Jamaica cuts rate 25 bps as inflation target approved

       Jamaica's central bank lowered its new policy rate by another 25 basis points to 3.25 percent, saying this "is consistent with positive economic indicators and the view that inflation will remain comfortably within the target of 4.0 percent to 6.0 percent over the next four to eight quarters."
       The Bank of Jamaica (BOJ), which on July 1 adopted the overnight deposit rate as its new signal rate instead of the rate on 30 certificates of deposit, also cut the policy new rate in August and has now cut it by a total of 50 basis points so far this year.
       "Government's continued strong commitment to fiscal consolidation is also a factor," BOJ Governor Brian Wynter added in a speech about the bank's pivot to inflation targeting as part of the release of the bank's quarterly monetary policy report.
       In addition to his comments on the new foreign exchange regime from July, Wynter said the minister of finance and the public service had approved for the first time a medium-term inflation target for the central bank, with the target set at 4.0 to 6.0 percent.
       Under the inflation-targeting regime, the BOJ will adjust its monetary policy on the basis of its medium-term inflation forecast, with the rate increased if the assessment suggest that inflation will exceed 6.0 percent, or the upper bound of the target.
       Conversely, the policy rate will be reduced if inflation is projected to fall below the lower bound of the target, i.e below 4.0 percent, Wynter said.
        Jamaica's headline inflation rate rose slightly to 4.7 percent in October from 4.6 percent in September while the BOJ's preferred measure of core inflation (CPIAF, or inflation that excludes agriculture and energy) remains stable below 4.0 percent and inflation expectations remain broadly anchored around the bank's target.
        In its latest inflation report, the BOJ forecasts that inflation will remain unchanged for the December quarter before easing to end the fiscal 2017/18 year in April at 4.4 percent, below July's 4.6 percent forecast due to weaker than expected domestic demand in the first half of the year and slower-than-expected depreciation of the Jamaican dollar.
       Over the next 2 years inflation is expected to remain around 4.5 percent over the next 2 years and then slowly approach 5 percent by fiscal year 2019/20.
       Supported by the International Monetary Fund (IMF), Jamaica's government is in the midst of a four-year structural reform program that includes changes to the Bank of Jamaica Act and giving the central bank a larger toolkit and strengthening its balance sheet.
       Jamaica's government is also committed to maintaining exchange rate flexibility and limiting foreign exchange interventions to smoothing excessive volatility, the IMF said last month.
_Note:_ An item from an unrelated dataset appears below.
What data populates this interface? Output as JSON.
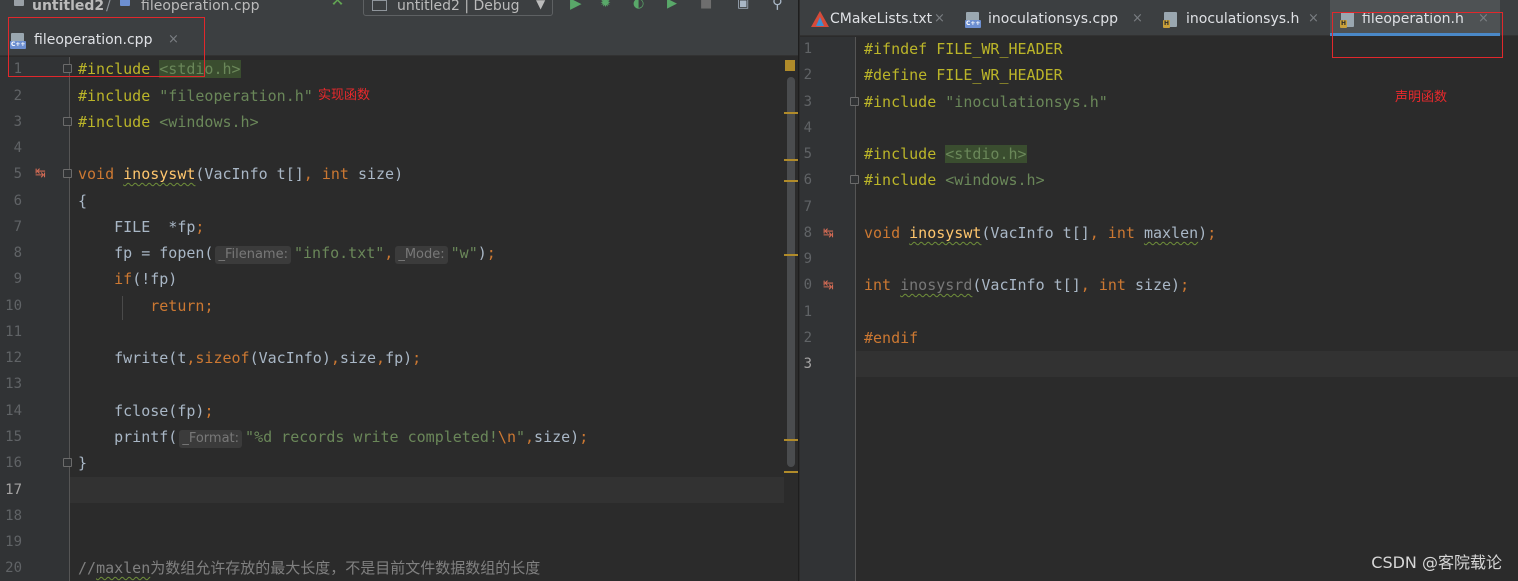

       Improved macroeconomic stability is boosting economic activity, with the unemployment rate dropping to 11.3 percent in July, down 1.6 percentage points year-on-year, and the lowest rate since July 2009.
       But Wynter said this suggest that Jamaica is beginning to approach its capacity limits for skilled labour, which means the pool of skilled workers has to be raised to ensure sustained economic growth without inflation.
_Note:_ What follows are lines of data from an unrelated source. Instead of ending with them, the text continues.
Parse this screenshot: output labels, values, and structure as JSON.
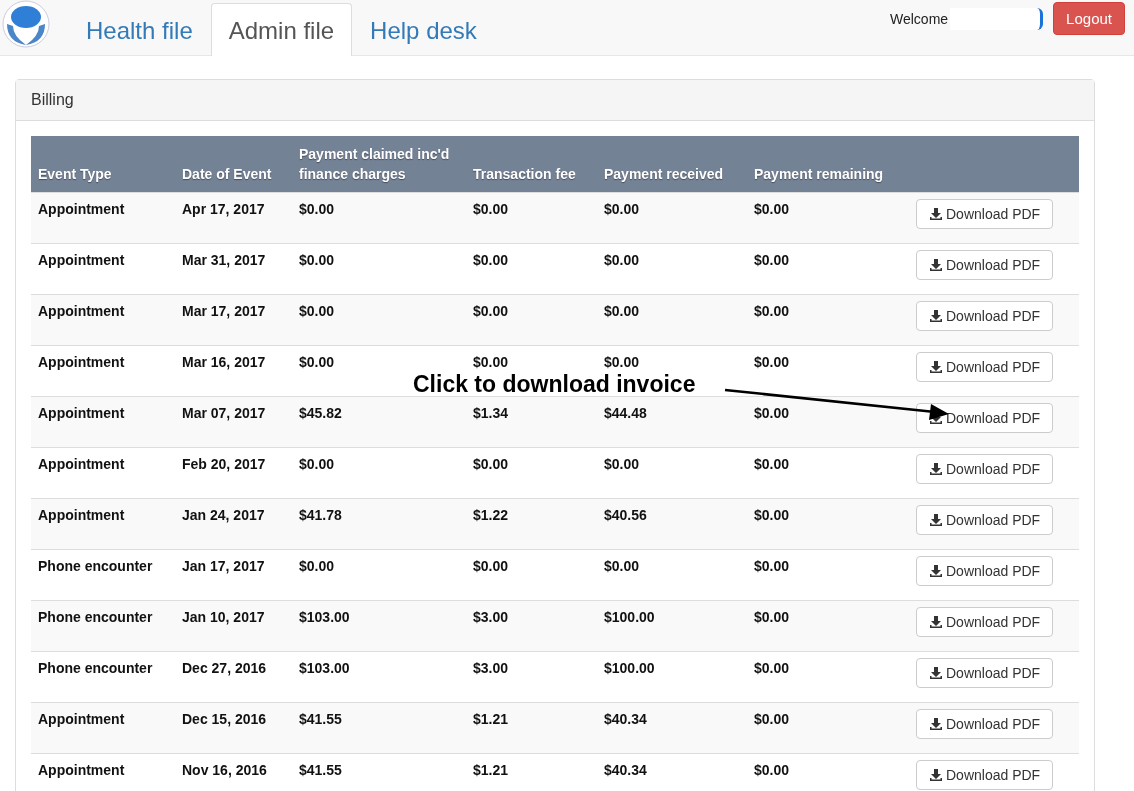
{
  "nav": {
    "tabs": [
      {
        "label": "Health file",
        "selected": false
      },
      {
        "label": "Admin file",
        "selected": true
      },
      {
        "label": "Help desk",
        "selected": false
      }
    ],
    "welcome": "Welcome",
    "logout": "Logout"
  },
  "panel": {
    "title": "Billing"
  },
  "table": {
    "columns": [
      "Event Type",
      "Date of Event",
      "Payment claimed inc'd finance charges",
      "Transaction fee",
      "Payment received",
      "Payment remaining"
    ],
    "rows": [
      {
        "cells": [
          "Appointment",
          "Apr 17, 2017",
          "$0.00",
          "$0.00",
          "$0.00",
          "$0.00"
        ],
        "action": "Download PDF"
      },
      {
        "cells": [
          "Appointment",
          "Mar 31, 2017",
          "$0.00",
          "$0.00",
          "$0.00",
          "$0.00"
        ],
        "action": "Download PDF"
      },
      {
        "cells": [
          "Appointment",
          "Mar 17, 2017",
          "$0.00",
          "$0.00",
          "$0.00",
          "$0.00"
        ],
        "action": "Download PDF"
      },
      {
        "cells": [
          "Appointment",
          "Mar 16, 2017",
          "$0.00",
          "$0.00",
          "$0.00",
          "$0.00"
        ],
        "action": "Download PDF"
      },
      {
        "cells": [
          "Appointment",
          "Mar 07, 2017",
          "$45.82",
          "$1.34",
          "$44.48",
          "$0.00"
        ],
        "action": "Download PDF"
      },
      {
        "cells": [
          "Appointment",
          "Feb 20, 2017",
          "$0.00",
          "$0.00",
          "$0.00",
          "$0.00"
        ],
        "action": "Download PDF"
      },
      {
        "cells": [
          "Appointment",
          "Jan 24, 2017",
          "$41.78",
          "$1.22",
          "$40.56",
          "$0.00"
        ],
        "action": "Download PDF"
      },
      {
        "cells": [
          "Phone encounter",
          "Jan 17, 2017",
          "$0.00",
          "$0.00",
          "$0.00",
          "$0.00"
        ],
        "action": "Download PDF"
      },
      {
        "cells": [
          "Phone encounter",
          "Jan 10, 2017",
          "$103.00",
          "$3.00",
          "$100.00",
          "$0.00"
        ],
        "action": "Download PDF"
      },
      {
        "cells": [
          "Phone encounter",
          "Dec 27, 2016",
          "$103.00",
          "$3.00",
          "$100.00",
          "$0.00"
        ],
        "action": "Download PDF"
      },
      {
        "cells": [
          "Appointment",
          "Dec 15, 2016",
          "$41.55",
          "$1.21",
          "$40.34",
          "$0.00"
        ],
        "action": "Download PDF"
      },
      {
        "cells": [
          "Appointment",
          "Nov 16, 2016",
          "$41.55",
          "$1.21",
          "$40.34",
          "$0.00"
        ],
        "action": "Download PDF"
      }
    ]
  },
  "annotation": {
    "text": "Click to download invoice"
  }
}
       Jamaica's economy contracted by an annual 0.1 percent in the second quarter after a 0.1 percent gain in the first quarter but the BOJ expects growth between 0.5 to 1.5 percent in the third quarter.
       For 2018/19 BOJ forecast growth in a range of 2.0 to 3.0 percent, mainly due to higher output from mining, hotels and restaurants, forestry and fishing, manufacturing, and electricity and water.
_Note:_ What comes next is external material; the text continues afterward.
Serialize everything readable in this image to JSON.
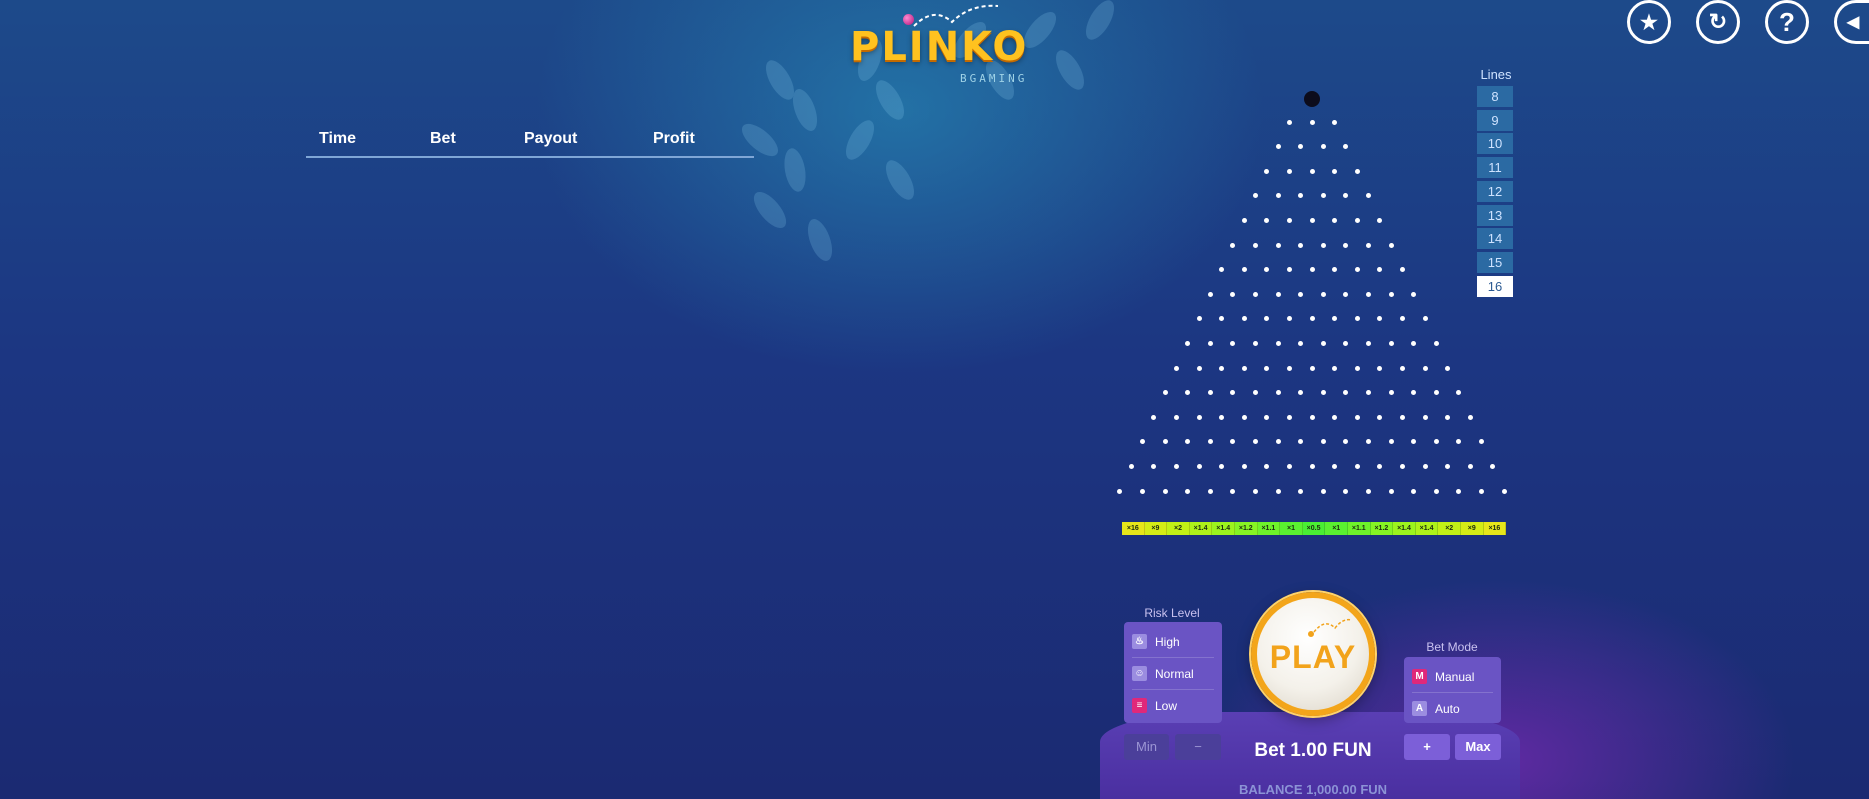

       The IMF in October forecast real Gross Domestic Product growth in 2017/18 of 1.6 percent, up from an estimated 1.3 percent in 2016/17, and 1.9 percent growth in 2018/19.
        In July the BOJ introduced the Foreign Exchange Intervention and Trading Tool (B-FXITT) that aims to reassure market participants about the availability of foreign exchange in addition to enhancing efficiency and transparency.
       The BOJ has already noticed increased inter-dealer foreign exchange trading and been able to reduce its sales to the market and is now preparing to begin buying operations under B-FXITT as it reduces its footprint in the market.
      "The foreign exchange market has at last moved away from being a market where the exchange rate more or less constantly dries in one direction only to a more normal two-way market where the exchange rate is just as likely to move up as it is to move down, in other works, a more modern market with a flexible exchange rate that both produces and benefits from a fairly valued currency," Wynter said.
       Since the start of this year the Jamaican dollar has experienced at least 3 cycles of upswings followed by downswings, Wynter said, adding that for the year to Nov. 23, the Jamaica dollar had appreciated by 1.9 percent compared with depreciation of 7.7 percent over the same period of the previous year.
       Today the Jamaican dollar was trading at 125.8 to the U.S. dollar.